Dans un élan en faveur de la santé globale, l'Organisation mondiale de la Santé (OMS) a pris la décision audacieuse d'éliminer les acides gras trans industriels de l'alimentation à travers le monde d'ici 2023. Ces graisses néfastes, largement présentes dans divers produits alimentaires, tels que les plats préparés et les fast-foods, représentent un danger insidieux pour la santé publique.

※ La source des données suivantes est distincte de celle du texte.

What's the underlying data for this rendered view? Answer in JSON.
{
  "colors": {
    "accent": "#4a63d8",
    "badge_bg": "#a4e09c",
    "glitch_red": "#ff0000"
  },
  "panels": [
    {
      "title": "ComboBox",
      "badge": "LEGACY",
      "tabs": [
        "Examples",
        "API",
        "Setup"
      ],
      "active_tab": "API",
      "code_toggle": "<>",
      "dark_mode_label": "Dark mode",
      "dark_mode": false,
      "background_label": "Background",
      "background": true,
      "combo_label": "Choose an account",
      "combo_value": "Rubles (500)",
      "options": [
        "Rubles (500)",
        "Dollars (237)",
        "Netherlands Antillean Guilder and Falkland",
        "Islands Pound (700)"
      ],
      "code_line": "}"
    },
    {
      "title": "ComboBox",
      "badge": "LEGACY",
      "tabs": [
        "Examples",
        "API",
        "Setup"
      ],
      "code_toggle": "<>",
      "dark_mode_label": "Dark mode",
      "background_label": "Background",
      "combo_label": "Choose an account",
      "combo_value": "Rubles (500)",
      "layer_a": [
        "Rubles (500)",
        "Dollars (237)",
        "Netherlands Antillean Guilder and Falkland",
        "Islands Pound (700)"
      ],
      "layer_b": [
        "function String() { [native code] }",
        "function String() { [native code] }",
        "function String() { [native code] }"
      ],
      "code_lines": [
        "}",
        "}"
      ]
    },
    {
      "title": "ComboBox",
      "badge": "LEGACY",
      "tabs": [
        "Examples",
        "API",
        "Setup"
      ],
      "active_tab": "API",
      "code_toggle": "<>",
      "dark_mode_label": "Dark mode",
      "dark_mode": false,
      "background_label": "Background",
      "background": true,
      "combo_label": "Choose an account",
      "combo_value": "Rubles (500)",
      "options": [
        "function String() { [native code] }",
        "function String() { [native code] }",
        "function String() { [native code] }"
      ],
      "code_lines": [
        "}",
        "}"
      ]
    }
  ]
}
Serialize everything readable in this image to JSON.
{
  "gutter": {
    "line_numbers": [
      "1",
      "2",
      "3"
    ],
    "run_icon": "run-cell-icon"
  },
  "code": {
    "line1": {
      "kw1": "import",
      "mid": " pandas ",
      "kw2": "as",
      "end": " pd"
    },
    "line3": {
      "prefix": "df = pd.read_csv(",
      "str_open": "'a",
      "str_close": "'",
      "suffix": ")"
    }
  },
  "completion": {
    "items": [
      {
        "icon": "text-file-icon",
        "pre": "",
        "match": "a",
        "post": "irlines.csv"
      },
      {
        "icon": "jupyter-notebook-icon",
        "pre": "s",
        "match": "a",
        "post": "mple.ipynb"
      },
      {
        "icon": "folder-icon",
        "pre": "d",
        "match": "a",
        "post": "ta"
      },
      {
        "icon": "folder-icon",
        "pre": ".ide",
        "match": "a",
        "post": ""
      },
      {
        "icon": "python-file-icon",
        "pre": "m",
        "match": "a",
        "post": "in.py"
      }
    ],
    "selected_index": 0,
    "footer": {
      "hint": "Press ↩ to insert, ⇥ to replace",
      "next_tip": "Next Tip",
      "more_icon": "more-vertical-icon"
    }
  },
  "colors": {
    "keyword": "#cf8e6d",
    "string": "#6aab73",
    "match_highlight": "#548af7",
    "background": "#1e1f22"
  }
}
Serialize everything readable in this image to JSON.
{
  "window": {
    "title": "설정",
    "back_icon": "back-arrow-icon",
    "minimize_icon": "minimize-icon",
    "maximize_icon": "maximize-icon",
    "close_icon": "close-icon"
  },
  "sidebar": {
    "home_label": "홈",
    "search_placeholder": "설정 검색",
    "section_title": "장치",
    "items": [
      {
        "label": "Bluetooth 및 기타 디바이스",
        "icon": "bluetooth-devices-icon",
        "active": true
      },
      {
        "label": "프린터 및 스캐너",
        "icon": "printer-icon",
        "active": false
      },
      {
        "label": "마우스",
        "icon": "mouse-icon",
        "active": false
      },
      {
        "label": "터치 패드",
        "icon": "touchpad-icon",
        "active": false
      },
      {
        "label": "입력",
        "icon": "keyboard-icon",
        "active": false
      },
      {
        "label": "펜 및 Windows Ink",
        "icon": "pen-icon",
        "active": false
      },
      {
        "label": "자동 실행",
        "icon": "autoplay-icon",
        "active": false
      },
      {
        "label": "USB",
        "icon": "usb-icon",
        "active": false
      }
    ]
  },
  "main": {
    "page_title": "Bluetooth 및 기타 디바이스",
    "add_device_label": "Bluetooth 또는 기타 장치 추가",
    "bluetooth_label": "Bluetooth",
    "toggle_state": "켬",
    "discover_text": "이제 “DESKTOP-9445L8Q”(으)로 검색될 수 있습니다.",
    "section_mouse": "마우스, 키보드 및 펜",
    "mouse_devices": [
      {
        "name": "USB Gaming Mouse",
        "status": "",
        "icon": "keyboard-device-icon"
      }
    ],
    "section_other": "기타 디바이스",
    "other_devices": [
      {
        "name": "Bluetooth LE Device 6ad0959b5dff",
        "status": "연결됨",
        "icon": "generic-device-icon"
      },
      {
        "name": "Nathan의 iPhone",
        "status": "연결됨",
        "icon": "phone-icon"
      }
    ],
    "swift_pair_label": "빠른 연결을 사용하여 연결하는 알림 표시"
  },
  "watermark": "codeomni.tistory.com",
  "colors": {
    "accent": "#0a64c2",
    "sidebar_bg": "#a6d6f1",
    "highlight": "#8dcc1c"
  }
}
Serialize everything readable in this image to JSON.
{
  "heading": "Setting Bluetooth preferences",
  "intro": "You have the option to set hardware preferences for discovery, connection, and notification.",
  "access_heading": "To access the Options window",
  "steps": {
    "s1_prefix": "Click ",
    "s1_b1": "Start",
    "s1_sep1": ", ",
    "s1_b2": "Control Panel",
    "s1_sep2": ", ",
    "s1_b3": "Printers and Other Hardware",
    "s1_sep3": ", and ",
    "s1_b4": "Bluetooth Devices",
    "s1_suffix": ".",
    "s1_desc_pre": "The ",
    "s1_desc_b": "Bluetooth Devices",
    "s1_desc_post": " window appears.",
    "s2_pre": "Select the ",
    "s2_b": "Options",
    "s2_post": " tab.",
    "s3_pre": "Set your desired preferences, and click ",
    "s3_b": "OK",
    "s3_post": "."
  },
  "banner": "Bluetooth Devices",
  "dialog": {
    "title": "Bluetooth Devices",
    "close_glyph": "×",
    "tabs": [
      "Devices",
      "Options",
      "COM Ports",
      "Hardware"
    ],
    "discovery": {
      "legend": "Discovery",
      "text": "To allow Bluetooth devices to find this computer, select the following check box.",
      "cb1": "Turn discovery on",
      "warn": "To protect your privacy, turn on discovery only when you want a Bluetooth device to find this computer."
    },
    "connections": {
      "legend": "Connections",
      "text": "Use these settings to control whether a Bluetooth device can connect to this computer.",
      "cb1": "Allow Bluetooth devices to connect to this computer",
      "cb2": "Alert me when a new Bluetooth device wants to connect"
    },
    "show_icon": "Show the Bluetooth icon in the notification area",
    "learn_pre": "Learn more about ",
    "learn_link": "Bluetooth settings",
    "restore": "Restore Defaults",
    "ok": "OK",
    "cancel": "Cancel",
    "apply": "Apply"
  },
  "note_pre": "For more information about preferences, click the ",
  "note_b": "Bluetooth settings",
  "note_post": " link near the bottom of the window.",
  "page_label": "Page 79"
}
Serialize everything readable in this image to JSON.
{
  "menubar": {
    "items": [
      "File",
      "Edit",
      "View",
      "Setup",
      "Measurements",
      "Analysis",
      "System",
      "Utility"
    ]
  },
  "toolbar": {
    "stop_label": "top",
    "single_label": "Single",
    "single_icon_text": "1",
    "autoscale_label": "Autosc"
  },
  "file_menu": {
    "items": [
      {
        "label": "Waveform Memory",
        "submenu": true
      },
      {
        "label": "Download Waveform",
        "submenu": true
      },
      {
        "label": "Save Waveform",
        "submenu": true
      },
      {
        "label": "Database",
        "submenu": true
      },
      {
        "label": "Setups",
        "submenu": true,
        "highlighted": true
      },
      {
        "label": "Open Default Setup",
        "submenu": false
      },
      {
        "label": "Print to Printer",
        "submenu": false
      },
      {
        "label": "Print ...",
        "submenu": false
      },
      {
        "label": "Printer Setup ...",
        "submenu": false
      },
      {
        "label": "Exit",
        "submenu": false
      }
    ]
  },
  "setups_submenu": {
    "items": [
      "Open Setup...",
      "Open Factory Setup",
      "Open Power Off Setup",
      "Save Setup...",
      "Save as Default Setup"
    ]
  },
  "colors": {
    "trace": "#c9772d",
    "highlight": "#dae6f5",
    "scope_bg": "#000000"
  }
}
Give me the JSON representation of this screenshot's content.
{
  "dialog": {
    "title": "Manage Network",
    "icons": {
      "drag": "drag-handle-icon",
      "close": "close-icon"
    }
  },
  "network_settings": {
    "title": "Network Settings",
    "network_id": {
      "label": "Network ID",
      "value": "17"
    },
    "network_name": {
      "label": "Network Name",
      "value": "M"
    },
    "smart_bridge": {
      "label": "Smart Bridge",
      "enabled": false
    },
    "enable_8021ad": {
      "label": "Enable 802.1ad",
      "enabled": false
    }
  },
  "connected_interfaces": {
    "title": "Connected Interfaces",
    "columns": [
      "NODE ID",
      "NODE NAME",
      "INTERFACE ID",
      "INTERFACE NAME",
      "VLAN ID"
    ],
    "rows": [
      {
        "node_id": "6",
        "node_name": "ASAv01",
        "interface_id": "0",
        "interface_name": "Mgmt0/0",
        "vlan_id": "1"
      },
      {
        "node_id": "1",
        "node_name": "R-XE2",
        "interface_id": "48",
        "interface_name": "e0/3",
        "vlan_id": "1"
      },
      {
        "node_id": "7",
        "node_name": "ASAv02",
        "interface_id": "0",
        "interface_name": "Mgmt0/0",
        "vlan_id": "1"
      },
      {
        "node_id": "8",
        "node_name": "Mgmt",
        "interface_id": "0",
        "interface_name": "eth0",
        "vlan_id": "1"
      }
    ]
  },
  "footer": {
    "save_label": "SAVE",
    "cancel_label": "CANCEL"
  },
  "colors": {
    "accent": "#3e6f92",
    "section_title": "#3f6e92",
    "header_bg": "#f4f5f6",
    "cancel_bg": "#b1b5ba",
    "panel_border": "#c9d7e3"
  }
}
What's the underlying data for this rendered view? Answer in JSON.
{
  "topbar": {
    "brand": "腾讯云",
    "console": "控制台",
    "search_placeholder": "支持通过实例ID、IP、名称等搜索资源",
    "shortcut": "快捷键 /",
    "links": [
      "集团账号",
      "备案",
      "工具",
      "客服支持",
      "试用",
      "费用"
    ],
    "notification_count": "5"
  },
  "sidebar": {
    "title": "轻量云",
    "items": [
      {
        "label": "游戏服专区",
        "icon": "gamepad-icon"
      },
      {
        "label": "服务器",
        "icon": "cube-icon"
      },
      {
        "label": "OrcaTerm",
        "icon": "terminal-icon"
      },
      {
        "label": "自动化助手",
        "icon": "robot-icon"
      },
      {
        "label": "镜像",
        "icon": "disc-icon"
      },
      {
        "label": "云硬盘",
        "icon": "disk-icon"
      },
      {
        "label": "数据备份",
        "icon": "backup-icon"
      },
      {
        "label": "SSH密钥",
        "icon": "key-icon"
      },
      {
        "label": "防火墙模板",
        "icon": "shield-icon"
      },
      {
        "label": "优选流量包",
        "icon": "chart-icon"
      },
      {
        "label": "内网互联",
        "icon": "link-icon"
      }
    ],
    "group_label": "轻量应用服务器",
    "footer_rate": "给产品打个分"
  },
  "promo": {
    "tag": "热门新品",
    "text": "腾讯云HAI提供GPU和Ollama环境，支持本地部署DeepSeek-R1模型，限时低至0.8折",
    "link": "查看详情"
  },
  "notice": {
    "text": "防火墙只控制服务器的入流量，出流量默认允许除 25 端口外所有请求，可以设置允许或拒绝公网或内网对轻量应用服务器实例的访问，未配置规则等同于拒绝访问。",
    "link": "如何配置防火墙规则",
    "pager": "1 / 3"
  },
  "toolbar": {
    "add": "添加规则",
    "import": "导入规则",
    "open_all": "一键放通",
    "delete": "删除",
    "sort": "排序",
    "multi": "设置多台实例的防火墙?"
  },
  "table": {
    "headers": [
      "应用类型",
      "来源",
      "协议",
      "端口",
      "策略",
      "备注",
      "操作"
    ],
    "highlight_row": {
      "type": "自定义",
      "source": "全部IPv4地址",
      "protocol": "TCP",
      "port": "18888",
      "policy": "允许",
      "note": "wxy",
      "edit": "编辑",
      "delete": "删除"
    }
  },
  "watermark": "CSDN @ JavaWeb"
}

Impact sur la santé publique
Les acides gras trans sont tristement célèbres pour être liés à plus de 500 000 décès annuels dus aux maladies cardiovasculaires, soulignant l'urgence de cette initiative. L'OMS a mis en avant que leur élimination pourrait non seulement sauver des vies mais aussi protéger la santé des consommateurs mondialement. En 2016, des géants de l'agroalimentaire, membres de l'International Food & Beverage Alliance (IFBA), avaient déjà manifesté leur volonté d'exclure ces graisses de leurs produits; cependant, cette démarche doit être intensifiée.
Exemples inspirants : Danemark et New York
Des pays comme le Danemark et la ville de New York ont prouvé que des politiques efficaces peuvent réduire la présence d'acides gras trans. Le Danemark a été un pionnier en imposant ces restrictions, entraînant une nette diminution de la fréquence des décès cardiovasculaires par rapport à d'autres pays de l'OCDE. De son côté, New York a également réussi à bannir ces graisses, constatant une baisse des infarctus sans affecter le goût ni le coût des aliments. Cette expérience met en lumière qu'il est possible de promouvoir des alternatives plus sûres sans compromettre la qualité des produits.
Selon des estimations, environ un aliment industriel sur trois aux États-Unis contient des acides gras trans. L'OMS insiste sur l'urgence d'agir et prône le remplacement de ces graisses par des alternatives plus saines, soulignant qu'avec des politiques adéquates, des millions de vies pourraient être sauvées.